El presidente de Elkarcredit, Antonio Montoro, trabaja en alianza estratégica con Mundubat que también busca apoyar a las comunidades más vulnerables en el Sur.

Fotos/Escribe: Sandra Beatriz Moreno Sorto

Una tiene muchas razones para levantarse todos los días, sin embargo hay unas luchas humanitarias que pueden llevarnos a una militancia fuera de todo horario gracias a campesinas salvadoreñas como doña Lucía Villeda, de 75 años. Ella hace un año no podía ni comprarse una cebolla.

Detrás del trabajo de Antonio Montoro, presidente de Elkarcredit, están decenas de mujeres en El Salvador y Nicaragua que viven en la pobreza. Elkarcredit es una asociación comprometida con un cambio social que busca fortalecer las capacidades organizativas y productivas de poblaciones en el Sur. ¿De qué forma lo hacen? Respuesta: por medio de micro financieras que son la llave para hacer frente a los desafío de un desarrollo integral y sostenible.

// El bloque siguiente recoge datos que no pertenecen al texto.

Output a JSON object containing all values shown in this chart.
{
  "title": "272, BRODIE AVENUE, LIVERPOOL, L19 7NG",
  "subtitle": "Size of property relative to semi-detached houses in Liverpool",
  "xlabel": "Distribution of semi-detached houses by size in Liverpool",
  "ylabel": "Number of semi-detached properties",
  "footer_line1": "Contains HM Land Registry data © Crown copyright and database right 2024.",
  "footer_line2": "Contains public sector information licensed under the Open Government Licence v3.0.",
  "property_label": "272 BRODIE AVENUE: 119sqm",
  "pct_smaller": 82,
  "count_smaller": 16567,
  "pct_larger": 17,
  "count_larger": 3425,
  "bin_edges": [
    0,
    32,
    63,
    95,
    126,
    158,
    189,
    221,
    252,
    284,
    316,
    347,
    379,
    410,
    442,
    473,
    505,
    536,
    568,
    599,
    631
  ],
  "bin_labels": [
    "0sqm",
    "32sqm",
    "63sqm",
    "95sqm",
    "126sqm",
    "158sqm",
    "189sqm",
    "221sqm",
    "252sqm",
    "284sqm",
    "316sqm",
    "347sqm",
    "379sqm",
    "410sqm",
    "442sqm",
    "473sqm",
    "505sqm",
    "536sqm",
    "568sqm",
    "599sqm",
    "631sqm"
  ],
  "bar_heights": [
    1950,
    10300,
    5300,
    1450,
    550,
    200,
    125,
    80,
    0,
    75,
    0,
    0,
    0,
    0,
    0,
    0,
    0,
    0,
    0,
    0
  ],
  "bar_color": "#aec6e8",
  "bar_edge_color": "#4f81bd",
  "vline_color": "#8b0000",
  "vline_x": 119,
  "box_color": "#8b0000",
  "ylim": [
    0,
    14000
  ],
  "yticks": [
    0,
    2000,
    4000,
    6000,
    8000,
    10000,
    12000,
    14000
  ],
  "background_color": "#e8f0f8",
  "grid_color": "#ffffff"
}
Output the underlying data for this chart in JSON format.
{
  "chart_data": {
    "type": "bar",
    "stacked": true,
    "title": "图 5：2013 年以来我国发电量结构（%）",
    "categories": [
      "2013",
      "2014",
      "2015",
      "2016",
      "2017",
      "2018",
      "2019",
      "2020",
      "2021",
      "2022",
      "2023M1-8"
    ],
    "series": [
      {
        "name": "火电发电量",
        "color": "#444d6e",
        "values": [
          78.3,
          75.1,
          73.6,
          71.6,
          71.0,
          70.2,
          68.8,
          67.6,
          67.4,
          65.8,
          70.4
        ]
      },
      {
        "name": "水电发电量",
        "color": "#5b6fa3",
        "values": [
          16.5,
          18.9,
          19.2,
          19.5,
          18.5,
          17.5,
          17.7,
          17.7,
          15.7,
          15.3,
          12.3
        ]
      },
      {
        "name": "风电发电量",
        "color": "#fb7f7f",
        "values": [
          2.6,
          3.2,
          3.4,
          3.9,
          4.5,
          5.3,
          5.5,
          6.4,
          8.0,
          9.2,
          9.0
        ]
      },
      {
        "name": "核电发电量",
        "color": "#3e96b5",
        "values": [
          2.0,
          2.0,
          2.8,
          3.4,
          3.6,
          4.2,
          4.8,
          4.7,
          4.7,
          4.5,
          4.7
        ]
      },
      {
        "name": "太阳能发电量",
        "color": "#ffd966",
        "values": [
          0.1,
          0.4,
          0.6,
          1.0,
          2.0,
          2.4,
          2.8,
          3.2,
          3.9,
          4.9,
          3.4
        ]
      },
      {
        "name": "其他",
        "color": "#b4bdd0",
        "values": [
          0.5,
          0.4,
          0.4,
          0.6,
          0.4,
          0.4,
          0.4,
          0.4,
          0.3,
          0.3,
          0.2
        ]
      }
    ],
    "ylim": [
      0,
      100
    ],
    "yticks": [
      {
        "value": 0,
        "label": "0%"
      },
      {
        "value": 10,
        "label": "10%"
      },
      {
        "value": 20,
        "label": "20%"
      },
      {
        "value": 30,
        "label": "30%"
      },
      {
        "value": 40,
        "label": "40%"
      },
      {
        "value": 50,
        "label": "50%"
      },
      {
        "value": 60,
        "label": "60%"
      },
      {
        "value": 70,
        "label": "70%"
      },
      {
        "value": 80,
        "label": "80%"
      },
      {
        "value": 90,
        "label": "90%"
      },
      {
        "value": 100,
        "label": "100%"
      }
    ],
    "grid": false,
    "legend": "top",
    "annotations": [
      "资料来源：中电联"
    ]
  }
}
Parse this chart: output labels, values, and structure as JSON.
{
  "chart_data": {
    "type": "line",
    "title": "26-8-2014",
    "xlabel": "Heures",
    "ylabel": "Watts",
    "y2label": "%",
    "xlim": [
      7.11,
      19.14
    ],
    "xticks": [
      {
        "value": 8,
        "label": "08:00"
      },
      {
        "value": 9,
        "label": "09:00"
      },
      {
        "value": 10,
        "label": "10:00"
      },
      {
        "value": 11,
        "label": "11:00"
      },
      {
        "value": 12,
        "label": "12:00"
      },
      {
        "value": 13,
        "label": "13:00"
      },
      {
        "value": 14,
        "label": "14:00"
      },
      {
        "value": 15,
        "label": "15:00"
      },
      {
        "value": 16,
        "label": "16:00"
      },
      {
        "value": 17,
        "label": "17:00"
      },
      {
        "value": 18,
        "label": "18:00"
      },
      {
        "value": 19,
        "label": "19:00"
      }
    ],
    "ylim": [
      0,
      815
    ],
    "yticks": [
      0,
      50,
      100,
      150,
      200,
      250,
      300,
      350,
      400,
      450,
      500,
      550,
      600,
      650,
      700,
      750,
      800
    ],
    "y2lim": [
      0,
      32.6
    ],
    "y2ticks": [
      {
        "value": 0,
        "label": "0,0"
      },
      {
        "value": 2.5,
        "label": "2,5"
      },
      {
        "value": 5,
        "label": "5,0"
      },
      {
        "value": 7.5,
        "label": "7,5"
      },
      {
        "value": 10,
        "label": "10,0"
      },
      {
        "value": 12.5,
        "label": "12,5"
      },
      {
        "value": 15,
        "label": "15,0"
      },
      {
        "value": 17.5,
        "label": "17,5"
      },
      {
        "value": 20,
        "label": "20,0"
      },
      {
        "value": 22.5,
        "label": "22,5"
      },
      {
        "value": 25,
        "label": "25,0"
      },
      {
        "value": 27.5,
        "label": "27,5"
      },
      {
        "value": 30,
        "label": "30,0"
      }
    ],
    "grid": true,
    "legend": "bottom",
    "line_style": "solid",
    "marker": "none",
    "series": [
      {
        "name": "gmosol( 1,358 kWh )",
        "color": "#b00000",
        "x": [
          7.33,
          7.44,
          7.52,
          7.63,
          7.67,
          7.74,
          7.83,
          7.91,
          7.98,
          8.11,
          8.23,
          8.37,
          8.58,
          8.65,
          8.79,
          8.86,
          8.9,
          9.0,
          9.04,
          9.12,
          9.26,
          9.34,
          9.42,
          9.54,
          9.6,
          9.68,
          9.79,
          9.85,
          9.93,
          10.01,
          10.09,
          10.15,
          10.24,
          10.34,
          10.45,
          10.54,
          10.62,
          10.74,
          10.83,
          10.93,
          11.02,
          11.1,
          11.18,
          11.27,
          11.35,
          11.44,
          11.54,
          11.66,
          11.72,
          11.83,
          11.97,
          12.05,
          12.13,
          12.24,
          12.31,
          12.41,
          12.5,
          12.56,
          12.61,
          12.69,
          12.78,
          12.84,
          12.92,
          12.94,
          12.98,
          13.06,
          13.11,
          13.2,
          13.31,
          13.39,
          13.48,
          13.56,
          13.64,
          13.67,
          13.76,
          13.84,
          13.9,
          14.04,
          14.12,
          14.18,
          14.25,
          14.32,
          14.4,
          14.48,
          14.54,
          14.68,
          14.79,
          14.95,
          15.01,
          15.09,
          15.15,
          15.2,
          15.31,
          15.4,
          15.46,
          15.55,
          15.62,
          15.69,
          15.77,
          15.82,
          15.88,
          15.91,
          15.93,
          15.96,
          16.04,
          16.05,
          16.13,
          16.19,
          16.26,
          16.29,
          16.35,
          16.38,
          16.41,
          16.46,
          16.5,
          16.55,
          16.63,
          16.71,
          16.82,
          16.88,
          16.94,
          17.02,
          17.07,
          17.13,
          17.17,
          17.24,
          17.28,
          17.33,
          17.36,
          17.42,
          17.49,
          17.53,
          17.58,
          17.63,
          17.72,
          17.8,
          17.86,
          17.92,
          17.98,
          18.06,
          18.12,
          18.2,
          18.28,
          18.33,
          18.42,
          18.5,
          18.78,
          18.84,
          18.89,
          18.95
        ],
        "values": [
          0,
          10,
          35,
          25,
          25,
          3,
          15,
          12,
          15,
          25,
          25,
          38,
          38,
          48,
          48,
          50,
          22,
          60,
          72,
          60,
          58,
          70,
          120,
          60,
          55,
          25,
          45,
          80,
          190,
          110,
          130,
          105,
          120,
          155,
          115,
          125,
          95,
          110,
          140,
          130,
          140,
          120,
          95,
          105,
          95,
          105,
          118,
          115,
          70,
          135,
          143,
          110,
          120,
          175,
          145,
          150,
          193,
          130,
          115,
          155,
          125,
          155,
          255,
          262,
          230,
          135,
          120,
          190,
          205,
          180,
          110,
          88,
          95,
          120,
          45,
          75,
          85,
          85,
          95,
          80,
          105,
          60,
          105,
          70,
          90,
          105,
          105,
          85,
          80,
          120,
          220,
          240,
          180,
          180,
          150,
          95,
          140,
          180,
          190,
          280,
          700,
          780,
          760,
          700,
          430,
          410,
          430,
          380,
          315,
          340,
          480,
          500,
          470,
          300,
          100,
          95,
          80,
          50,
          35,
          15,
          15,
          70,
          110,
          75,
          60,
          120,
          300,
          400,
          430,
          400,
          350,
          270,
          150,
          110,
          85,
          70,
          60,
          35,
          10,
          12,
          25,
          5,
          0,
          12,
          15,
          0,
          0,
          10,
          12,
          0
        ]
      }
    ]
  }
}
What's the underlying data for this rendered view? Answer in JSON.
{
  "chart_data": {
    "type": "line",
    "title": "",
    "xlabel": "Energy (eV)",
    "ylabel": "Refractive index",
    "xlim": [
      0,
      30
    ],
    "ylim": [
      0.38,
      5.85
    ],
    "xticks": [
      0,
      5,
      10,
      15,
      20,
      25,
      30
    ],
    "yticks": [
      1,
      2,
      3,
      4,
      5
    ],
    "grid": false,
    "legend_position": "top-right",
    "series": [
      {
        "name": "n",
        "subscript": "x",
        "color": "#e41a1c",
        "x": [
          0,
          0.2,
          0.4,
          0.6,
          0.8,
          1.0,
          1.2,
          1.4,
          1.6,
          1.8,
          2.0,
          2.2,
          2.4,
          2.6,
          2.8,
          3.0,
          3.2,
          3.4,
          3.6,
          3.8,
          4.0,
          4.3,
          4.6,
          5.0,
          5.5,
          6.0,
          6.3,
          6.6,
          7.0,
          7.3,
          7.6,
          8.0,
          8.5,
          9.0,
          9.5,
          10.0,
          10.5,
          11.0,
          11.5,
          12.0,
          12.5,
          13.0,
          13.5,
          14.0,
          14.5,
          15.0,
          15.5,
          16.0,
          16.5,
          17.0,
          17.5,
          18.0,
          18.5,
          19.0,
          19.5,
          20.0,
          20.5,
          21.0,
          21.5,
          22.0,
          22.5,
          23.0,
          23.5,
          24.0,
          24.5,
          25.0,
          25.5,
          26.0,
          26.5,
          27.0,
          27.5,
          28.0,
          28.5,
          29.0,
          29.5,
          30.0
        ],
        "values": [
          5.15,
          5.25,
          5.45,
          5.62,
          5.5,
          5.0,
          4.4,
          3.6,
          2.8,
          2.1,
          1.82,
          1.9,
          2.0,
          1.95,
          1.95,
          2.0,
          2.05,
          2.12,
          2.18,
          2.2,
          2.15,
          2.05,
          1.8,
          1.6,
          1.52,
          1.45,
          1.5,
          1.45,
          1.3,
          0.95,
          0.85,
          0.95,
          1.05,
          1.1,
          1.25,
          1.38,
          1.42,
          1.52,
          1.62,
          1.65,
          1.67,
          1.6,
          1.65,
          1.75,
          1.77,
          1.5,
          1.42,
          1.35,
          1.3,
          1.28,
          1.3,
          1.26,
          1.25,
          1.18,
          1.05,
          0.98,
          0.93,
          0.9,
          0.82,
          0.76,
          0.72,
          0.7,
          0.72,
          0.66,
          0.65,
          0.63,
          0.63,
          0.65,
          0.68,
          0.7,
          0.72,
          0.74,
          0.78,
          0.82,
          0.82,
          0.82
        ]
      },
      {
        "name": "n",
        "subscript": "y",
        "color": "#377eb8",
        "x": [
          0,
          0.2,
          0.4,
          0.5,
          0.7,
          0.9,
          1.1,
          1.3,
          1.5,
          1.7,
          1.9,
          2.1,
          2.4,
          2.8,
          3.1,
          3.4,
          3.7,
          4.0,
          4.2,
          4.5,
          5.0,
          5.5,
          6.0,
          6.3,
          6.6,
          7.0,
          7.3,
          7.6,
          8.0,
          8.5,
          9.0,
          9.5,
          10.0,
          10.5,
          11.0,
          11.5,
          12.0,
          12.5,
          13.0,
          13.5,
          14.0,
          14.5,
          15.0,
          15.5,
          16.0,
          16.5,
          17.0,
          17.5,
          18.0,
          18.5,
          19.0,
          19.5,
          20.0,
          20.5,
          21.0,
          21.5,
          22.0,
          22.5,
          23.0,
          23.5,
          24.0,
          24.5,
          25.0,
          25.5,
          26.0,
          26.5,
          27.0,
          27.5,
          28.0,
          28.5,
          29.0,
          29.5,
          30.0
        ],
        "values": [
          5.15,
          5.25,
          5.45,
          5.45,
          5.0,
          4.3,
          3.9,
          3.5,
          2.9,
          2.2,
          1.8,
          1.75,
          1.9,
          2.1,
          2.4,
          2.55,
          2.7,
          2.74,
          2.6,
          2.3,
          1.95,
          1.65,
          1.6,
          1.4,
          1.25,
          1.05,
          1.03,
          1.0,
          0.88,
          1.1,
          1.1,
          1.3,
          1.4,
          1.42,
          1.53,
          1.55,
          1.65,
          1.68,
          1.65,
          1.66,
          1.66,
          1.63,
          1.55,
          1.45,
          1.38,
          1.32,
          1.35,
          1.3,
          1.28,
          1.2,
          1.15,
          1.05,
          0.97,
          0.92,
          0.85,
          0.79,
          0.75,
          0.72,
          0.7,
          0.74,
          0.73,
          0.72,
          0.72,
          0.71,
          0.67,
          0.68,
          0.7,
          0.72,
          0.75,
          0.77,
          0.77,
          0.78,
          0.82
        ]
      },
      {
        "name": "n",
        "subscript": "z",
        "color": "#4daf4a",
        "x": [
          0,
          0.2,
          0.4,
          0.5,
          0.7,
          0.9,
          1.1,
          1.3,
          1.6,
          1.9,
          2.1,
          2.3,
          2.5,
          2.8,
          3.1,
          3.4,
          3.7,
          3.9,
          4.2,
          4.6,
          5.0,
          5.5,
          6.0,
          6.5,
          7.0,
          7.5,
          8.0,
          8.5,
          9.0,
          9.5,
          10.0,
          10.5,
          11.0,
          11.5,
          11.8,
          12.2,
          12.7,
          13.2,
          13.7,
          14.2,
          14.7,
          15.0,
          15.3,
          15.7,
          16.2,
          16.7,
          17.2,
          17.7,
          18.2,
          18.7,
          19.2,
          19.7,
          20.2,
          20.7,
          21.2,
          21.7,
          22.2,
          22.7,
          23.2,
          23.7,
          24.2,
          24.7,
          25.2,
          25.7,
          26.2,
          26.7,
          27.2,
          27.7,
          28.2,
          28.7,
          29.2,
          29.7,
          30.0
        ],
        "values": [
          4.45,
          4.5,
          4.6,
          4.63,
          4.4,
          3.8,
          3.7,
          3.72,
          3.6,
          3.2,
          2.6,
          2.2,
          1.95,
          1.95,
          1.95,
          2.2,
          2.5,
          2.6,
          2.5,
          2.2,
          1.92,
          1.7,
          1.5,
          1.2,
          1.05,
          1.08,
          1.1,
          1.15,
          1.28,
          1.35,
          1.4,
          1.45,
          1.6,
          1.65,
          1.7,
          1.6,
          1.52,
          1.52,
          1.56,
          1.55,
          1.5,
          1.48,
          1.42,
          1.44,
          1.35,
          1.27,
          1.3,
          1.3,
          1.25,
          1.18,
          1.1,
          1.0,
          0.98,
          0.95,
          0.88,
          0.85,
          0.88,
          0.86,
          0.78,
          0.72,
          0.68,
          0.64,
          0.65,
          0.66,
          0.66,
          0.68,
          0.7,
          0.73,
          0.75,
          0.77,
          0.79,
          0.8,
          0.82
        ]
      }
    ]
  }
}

“La situación de Lucía responde a una situación estructural del sistema económico que niega oportunidades de vida en un plano económico, político y social, dándose asimismo una estigmatización de los sectores más vulnerables”, explica Montoro y agrega, al valorar el significado de dar a doña Lucía un putxito solidario de Elkarcredit: “con los putxitos solidarios intentamos dar un insumo que se convierte en una palanca que permite tomar impulso, y plantearse condiciones económicas que llevan a pensar que hay posibilidades de salir de esa marginalidad”.

El culpable

Una marginalidad creada por las lógicas de mercado del capitalismo que necesita ser transformado, facilitando el cambio. Es un hecho que cuando vives en un país donde impera el capitalismo más salvaje, El Salvador es un ejemplo de ello, unirse a una cooperativa puede hacerte más fácil la sobrevivencia.

Montoro, sin embargo, va más allá. Según su visión, además de integrarte a una cooperativa, la misma dinámica de unirte a otros y compartir contribuye a superar las lógicas individualista del capitalismo, y buscar el bien de la persona y de la comunidad.

Precisamente eso le sucedió a doña Lucía. En la estación lluviosa de 2015, se unió a un huerto colectivo, donde un grupo de mujeres (La Colectiva Kawoq) de su comunidad en Apopa, El Salvador, promueve la defensa de los recursos naturales y el derecho a la alimentación. También reflexionan sobre la Economía Feminista, practican el trueque y el intercambio de semillas criollas.

¿Así se empieza a cambiar el capitalismo?, preguntamos a Montoro.

El presidente de Elkarcredit respondió que sí, “con toda iniciativa política, social, económica que plantee dinámicas en contra y superar los condicionantes que marginan, y se pasa entonces a un nivel digno y aceptable”.

Nota: La periodista independiente Cecibel Romero investigó los datos de Lucía Villeda en El Salvador.

 

Lucía Villeda

Doña Lucía Villeda es una de las protagonistas de la Exposición Mesoamericanas en resistencia por una vida digna. Aparece en el huerto colectivo que le provee de los alimentos básicos, antes por su pobreza no tenía dinero ni para comprarse un par de cebollas.